You'd struggle to find a cheaper drug stock
Sean Williams (Teva Pharmaceutical Industries): According to the Social Security Administration, the average 65-year-old will live at least 20 more years, meaning that while income generation is important, you'll need to set yourself up for long-term share-price appreciation, too. One such stock that's been downtrodden recently, but has long-term competitive advantages that should come in handy, is drugmaker Teva Pharmaceutical Industries.
Teva has been thrown out with the bathwater recently. It cut its dividend by 75%, reduced its sales and profit forecast for the year, had a competitor gain Food and Drug Administration approval to market a generic of its top-branded products, Copaxone, and settled with regulators on a bribery charge in three countries. It also lost its CEO and CFO to resignation and is facing generic-drug price weakness to go along with its $35.1 billion in debt. As I said, it's had a bad go of things. But that could soon change.
Unlike other companies that have gotten themselves into trouble with debt previously, Teva has levers it can pull. It's already jettisoned its women's health business in three separate transactions totaling almost $2.5 billion, and its dividend cut will save it $1 billion annually. Combine this with the likelihood of $2 billion or more in annual free cash flow, and the expected divestment of its European pain and oncology business, and there's a good chance that Teva could slash its debt by $7 billion (20%), if not more, by the end of 2018.
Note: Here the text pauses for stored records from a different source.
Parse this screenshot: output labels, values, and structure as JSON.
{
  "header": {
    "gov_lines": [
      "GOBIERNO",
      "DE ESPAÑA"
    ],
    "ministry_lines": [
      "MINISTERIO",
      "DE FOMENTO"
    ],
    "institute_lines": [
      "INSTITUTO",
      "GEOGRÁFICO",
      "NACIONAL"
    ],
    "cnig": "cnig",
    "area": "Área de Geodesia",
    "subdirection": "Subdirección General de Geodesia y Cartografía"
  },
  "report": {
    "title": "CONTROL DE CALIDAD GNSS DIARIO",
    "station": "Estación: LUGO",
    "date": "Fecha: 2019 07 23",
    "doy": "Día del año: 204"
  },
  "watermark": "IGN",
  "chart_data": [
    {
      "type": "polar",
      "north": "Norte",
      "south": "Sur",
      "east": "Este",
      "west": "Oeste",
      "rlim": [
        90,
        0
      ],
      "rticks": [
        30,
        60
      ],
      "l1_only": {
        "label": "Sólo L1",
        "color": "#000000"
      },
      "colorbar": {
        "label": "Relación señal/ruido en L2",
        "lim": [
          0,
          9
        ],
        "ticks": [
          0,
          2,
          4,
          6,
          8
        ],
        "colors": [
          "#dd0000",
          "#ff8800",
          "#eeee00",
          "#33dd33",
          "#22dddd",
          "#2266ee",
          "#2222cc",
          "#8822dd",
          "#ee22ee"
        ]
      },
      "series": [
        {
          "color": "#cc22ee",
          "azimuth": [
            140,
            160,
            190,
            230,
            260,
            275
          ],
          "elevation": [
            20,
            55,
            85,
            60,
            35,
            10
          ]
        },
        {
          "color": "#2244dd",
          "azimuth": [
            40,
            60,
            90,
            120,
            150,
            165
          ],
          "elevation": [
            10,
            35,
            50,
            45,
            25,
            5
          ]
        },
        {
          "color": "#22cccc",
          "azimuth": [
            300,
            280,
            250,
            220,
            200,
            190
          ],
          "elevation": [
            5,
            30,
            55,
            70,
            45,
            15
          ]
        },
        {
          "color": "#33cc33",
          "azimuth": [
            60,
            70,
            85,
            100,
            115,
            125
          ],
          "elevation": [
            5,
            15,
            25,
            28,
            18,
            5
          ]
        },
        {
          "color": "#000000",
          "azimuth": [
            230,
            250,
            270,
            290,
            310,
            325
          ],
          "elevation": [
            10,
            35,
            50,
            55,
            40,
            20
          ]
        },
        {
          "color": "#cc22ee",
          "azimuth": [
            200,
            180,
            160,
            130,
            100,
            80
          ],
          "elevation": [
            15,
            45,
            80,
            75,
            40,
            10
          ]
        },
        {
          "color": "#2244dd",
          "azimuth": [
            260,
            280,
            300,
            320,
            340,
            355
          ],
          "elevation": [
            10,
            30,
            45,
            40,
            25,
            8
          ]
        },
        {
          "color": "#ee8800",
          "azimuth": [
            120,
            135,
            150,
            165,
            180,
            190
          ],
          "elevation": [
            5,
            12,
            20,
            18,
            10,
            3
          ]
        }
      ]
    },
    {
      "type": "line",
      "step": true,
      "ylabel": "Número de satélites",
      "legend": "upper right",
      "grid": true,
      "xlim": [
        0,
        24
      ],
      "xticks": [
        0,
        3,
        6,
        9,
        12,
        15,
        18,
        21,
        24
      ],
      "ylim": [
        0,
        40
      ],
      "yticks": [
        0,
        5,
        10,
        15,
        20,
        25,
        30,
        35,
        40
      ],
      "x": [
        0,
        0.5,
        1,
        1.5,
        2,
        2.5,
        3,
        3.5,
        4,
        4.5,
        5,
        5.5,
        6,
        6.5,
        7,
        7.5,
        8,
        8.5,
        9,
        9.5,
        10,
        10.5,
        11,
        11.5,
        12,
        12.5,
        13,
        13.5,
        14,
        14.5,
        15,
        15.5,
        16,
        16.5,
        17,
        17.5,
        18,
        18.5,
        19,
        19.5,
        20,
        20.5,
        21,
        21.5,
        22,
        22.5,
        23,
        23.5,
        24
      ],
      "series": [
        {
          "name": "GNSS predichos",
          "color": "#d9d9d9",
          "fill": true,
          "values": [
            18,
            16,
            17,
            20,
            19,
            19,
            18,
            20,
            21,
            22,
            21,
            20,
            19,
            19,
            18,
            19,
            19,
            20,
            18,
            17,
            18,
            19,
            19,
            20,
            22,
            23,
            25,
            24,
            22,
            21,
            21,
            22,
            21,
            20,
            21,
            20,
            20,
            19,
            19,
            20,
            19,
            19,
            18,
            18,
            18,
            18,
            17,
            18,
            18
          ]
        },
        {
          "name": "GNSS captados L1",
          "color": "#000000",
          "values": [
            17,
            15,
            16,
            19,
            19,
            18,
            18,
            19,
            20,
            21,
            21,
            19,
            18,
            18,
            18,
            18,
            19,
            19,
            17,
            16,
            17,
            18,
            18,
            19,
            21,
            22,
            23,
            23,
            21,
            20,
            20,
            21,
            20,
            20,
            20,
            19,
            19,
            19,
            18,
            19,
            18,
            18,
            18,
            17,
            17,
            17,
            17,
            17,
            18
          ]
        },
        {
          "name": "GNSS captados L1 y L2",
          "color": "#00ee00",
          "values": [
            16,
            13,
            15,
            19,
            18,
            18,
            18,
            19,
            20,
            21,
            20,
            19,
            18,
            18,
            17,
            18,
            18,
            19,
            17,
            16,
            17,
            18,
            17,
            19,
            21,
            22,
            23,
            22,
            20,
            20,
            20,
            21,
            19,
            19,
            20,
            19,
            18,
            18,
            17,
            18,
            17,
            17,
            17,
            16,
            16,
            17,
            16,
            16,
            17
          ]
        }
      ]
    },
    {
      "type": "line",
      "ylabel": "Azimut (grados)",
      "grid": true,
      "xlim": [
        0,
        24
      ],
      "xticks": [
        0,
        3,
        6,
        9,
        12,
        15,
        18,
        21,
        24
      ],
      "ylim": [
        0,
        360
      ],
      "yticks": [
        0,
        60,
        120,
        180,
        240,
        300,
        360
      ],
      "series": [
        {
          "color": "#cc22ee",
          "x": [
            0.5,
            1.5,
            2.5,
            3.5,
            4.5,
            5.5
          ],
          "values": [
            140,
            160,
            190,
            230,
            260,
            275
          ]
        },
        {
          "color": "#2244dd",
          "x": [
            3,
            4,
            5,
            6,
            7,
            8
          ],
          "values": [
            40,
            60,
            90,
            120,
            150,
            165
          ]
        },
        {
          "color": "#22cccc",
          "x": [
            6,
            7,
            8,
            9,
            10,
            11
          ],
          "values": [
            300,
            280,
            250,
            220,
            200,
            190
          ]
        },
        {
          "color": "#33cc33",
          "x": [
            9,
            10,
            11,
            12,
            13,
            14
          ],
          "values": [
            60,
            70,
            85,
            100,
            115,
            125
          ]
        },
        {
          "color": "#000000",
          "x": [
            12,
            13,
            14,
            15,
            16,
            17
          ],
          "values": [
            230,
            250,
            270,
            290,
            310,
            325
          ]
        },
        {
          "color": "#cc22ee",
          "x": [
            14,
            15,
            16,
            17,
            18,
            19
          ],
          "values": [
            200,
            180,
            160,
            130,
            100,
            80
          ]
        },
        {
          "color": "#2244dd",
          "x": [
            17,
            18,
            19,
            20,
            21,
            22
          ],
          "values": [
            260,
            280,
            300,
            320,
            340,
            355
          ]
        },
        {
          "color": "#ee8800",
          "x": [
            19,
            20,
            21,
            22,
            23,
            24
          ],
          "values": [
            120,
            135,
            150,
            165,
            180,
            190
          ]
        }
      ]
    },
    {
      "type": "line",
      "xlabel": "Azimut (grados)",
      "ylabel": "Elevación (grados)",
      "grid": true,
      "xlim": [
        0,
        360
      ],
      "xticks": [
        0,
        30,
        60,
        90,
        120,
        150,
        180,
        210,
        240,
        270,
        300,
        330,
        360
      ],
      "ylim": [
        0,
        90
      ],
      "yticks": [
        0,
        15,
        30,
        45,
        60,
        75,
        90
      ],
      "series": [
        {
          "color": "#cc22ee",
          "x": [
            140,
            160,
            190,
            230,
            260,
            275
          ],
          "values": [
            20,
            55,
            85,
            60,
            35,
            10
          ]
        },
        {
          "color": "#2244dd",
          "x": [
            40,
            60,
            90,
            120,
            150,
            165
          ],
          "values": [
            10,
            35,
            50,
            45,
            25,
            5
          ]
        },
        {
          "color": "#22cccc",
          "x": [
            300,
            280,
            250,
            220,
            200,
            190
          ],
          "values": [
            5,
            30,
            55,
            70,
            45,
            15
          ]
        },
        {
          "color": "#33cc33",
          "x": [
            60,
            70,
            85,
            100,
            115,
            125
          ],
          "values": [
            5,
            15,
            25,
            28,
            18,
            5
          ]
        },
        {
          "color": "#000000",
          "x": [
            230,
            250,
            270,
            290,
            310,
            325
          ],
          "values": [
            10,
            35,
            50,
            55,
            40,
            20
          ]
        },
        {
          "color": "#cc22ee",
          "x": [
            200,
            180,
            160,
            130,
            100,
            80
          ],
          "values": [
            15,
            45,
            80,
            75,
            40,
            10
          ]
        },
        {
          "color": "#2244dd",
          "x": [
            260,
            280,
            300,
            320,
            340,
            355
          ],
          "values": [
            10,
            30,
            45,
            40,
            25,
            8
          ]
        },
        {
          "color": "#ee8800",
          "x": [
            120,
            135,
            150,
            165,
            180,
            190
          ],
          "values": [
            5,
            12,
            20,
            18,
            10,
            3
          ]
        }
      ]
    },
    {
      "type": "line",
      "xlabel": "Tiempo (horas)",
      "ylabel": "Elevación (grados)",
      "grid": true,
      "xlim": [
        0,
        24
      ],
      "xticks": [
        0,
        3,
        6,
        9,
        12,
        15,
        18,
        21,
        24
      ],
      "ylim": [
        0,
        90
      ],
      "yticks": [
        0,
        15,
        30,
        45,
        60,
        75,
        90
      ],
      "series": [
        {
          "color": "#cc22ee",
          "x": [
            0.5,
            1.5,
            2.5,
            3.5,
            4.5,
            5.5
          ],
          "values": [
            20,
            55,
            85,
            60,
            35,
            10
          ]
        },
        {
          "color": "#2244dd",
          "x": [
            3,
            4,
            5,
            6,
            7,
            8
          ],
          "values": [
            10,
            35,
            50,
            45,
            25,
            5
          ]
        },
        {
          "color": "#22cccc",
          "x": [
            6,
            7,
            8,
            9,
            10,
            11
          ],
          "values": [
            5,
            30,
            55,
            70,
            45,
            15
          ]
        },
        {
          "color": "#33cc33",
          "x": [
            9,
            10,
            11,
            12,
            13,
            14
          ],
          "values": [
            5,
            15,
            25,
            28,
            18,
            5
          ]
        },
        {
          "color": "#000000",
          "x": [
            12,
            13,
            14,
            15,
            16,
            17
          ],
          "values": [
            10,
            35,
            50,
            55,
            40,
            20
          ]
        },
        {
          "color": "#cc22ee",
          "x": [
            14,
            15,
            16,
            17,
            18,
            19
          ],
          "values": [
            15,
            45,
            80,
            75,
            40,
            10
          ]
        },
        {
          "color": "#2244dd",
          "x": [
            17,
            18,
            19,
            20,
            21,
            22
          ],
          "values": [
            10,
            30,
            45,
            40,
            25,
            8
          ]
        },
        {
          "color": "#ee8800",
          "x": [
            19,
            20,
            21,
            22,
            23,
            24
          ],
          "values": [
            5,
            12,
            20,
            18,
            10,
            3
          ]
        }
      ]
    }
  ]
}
The company should also benefit from the growing use of generic medicines. Teva is the world's largest generic-drug producer, and as such it should be the beneficiary of some decent pricing power over the long run. However, the company should be a winner by sheer volume alone. Whereas 88% of prescriptions written in 2015 were for generics, this figure could jump to 91% to 92% by 2020. That patents are finite on branded drugs gives Teva a growing supply of generic opportunities and patients.
Currently valued at just four times next year's profit projections, and sporting just over a 2% yield, Teva could be the perfect value play for retirees.